The following morning, I cycled to the clinic where the contraception had been installed. I waited, in silence, for my turn, tears streaming down my face. I did what I imagined that this woman had not done: I reached out. I sent text messages to two close female friends, telling them what I was doing. Their responses helped me feel less isolated, less desperate. The nurse who removed the Mirena coil was so concerned by the state that I was in that she “safeguarded” me: she contacted my GP and set up an appointment, and she called me the following day to see how I was feeling. I was in floods of tears, but I was so, so grateful for this woman, who had gone beyond the call of duty to make sure that I was alright. My GP and I agreed that my sensitivity to Progesterone means that I must never have hormone-based contraception again.

This acquaintance whose life-support was switched off on that Tuesday may never know what gift she bestowed. We were never close friends when she lived, we never seemed to have time for one another, nor to want to make it but, in the end, it turns out how similar we were. Her mental chemistry and mine are identical; this was the message that came through loud and clear as soon as I heard what she had done. I knew I had to do the next right thing. The hormone levels now decreasing in my system, I had to face the fact that, in response to men, I had been like a glass-blower, pushing hopes and dreams and expectations into bubbles which were just too fragile, and had smashed.

In the end, he came to see me. It wasn’t a special journey – he was in the area in any case, at the horse-racing. Naturally, he had gone to watch the racing first. I dare say that he wouldn’t otherwise  have visited. He said, “I thought we were just friends who fancied each other.” We had been, but the way that we had been together had seemed so much more: the comfort and easy intimacy, the sense that we ‘got’ one another mentally and emotionally, had been blissful; the text messages in the middle of the night saying how important I was to him, how much he loved having me in his life, how amazing and gutsy I was, had seemed to be a dream come true; when he had held me in his arms on the living room settee and told me I was beautiful, I had loved him.

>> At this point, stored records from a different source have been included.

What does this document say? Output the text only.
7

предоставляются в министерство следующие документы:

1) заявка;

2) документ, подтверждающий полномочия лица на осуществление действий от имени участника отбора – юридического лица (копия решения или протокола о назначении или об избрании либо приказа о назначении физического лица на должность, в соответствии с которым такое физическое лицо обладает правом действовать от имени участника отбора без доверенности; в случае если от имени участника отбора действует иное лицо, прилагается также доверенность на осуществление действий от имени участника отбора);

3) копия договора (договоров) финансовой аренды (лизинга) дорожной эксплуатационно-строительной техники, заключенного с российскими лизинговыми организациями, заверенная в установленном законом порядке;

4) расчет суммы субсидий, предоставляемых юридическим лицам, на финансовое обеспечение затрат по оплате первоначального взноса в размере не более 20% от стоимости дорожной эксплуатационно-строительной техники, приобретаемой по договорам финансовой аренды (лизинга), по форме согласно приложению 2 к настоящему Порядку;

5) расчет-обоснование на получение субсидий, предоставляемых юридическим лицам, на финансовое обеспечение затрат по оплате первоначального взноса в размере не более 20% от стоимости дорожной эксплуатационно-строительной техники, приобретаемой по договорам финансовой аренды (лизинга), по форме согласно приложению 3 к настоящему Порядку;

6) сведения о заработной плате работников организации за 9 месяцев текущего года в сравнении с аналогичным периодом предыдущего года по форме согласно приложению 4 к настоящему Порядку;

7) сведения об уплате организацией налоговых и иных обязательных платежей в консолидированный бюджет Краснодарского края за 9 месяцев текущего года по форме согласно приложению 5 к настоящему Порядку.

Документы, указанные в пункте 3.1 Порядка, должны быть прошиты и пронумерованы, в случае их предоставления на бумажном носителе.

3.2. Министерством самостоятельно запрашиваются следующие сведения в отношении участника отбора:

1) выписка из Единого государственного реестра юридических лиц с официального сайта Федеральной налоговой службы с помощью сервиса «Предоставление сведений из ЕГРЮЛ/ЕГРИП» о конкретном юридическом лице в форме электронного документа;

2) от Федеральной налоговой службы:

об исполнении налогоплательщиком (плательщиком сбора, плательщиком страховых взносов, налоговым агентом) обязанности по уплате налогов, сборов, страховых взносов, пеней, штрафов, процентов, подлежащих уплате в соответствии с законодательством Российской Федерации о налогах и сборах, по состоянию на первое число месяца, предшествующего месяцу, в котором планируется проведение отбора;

It was therefore utter bathos when this statement about “just friends who fancied each other” was made; it made a mockery of my feelings, the dissolution of my defences, the hopes and fears and heartache of it all. The bursting of the dream felt like a punch, and a sudden absence inside; an empty birdcage in my chest, its door flapping open.  

I was left with the truth: that, in acting out together sexually, an entire can of worms had opened up on my side, about desirability, about approval, being ‘worthy’; I saw the starkness of the facts: we weren’t even friends now. We had availed ourselves of more than was appropriate, and this was its price.

I am forty-four years old. Much as I have kidded myself, it isn’t a “fuck-buddy” I’ve been after; I’m too old to mess around like that. This is about finding who I am: who I truly am; about accepting myself exactly. And yes, I admit, I would love to meet someone; I would love a partner, a team-mate. I want someone who looks at me and loves what they see; who listens and who laughs with me, to whom I listen and with whom I laugh; with whom all defences can be cast aside.